March 13th, 2008

What a drag: Dragging a Uniform Resource Locator (URL) and text

We’ve learned how to drag text and how to drag a uniform resource locator, but what if want to drag both? Well, it’s actually a simply matter of saying that you have both (and actually producing it on demand).

Start by extending the enumeration of data types to include both URL and text:

  enum {
    DATA_URL,
    DATA_TEXT,
    DATA_NUM,
    DATA_INVALID = -1,
  };

There is a subtlety in the way we set up this enumeration: We put DATA_URL ahead of DATA_TEXT so that the clipboard formats that are produced by SHCreateStdEnumFormatEtc are generated in priority order (highest quality first). By enumerating URL first, a program that understands both URL and text formats will know to prefer URL. In this particular case, it’s not that critical since most text editors do URL auto-detection (at least if the URL begins with “http:”), but in the more general case, enumerating the formats in priority order can make a big difference. For example, your data object might provide text in both Rich Text Format as well as plain text, and it would probably be better if a program that understood both formats used the rich text version by default rather than the plain text version.

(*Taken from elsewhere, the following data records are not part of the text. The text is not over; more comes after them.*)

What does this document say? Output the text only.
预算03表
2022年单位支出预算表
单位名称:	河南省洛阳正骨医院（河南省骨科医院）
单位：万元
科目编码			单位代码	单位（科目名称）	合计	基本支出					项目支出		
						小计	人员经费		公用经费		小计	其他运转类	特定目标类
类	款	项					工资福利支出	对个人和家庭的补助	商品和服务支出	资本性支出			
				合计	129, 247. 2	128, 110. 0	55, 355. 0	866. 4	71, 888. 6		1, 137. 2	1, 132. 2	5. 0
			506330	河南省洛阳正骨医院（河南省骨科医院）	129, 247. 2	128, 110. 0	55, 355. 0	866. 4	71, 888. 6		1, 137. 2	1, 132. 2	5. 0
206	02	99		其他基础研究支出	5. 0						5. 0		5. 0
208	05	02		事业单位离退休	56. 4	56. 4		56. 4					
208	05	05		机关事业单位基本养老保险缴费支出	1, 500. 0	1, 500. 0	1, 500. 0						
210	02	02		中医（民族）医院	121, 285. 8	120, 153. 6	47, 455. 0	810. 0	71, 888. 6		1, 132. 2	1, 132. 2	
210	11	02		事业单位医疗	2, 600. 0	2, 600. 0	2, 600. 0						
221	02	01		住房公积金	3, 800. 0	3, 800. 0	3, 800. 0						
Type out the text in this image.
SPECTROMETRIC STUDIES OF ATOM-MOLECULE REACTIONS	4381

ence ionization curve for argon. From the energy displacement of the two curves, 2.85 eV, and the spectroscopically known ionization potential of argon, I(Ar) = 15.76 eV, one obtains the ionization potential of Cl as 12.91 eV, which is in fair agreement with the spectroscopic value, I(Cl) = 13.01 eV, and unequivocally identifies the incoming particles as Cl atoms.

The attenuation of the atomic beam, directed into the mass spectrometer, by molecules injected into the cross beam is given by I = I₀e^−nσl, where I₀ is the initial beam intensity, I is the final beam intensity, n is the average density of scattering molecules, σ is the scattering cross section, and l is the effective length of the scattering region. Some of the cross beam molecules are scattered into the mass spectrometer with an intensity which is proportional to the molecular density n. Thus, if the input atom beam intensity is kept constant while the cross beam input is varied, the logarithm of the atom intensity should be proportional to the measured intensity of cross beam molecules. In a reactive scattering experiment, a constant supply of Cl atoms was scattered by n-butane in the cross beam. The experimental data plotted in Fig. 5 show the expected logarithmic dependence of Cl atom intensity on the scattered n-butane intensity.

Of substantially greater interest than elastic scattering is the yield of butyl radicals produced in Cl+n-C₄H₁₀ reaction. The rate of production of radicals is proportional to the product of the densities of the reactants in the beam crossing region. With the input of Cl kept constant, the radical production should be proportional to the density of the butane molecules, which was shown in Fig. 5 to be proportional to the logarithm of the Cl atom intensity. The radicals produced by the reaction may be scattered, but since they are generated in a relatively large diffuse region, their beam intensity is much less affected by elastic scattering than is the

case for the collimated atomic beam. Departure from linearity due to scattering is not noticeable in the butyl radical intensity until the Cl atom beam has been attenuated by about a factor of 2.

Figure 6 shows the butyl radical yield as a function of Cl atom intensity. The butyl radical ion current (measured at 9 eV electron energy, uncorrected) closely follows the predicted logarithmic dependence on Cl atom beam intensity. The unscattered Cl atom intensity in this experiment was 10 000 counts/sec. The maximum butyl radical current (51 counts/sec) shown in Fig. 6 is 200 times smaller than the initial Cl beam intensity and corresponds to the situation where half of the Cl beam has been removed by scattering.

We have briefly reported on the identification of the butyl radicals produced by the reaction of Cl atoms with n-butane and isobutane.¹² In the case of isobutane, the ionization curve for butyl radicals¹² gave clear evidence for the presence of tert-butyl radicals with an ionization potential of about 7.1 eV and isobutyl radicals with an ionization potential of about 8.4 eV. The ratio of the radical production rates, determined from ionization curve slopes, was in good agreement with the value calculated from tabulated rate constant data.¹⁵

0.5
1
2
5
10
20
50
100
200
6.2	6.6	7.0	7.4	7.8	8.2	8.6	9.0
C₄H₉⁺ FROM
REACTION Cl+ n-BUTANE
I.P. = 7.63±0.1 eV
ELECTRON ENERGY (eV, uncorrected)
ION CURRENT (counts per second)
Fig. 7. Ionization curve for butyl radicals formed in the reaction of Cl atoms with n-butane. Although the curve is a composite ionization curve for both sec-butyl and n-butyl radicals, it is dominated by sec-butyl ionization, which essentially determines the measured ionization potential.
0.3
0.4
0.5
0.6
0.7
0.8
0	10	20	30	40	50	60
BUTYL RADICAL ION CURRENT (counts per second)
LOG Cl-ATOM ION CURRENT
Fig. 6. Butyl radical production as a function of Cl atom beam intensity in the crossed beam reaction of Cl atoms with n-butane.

Once we have both formats available, we need to respond to both of them. In our constructor, we have to describe both of these formats so that GetDataIndex and EnumFormatEtc know about them.

CTinyDataObject::CTinyDataObject() : m_cRef(1)
{
  SetFORMATETC(&m_rgfe[DATA_URL],
               RegisterClipboardFormat(CFSTR_SHELLURL));
    SetFORMATETC(&m_rgfe[DATA_TEXT], CF_TEXT);
}

And then the change to the heart of the data object, the IDataObject::GetData method, is anticlimactic:

HRESULT CTinyDataObject::GetData(FORMATETC *pfe, STGMEDIUM *pmed)
{
  ZeroMemory(pmed, sizeof(*pmed));

  switch (GetDataIndex(pfe)) {
  case DATA_URL:
  case DATA_TEXT:
    pmed->tymed = TYMED_HGLOBAL;
    return CreateHGlobalFromBlob(c_szURL, sizeof(c_szURL),
                              GMEM_MOVEABLE, &pmed->hGlobal);
  }

  return DV_E_FORMATETC;
}

Whether the caller asks for either text or a URL, we give them the same string back.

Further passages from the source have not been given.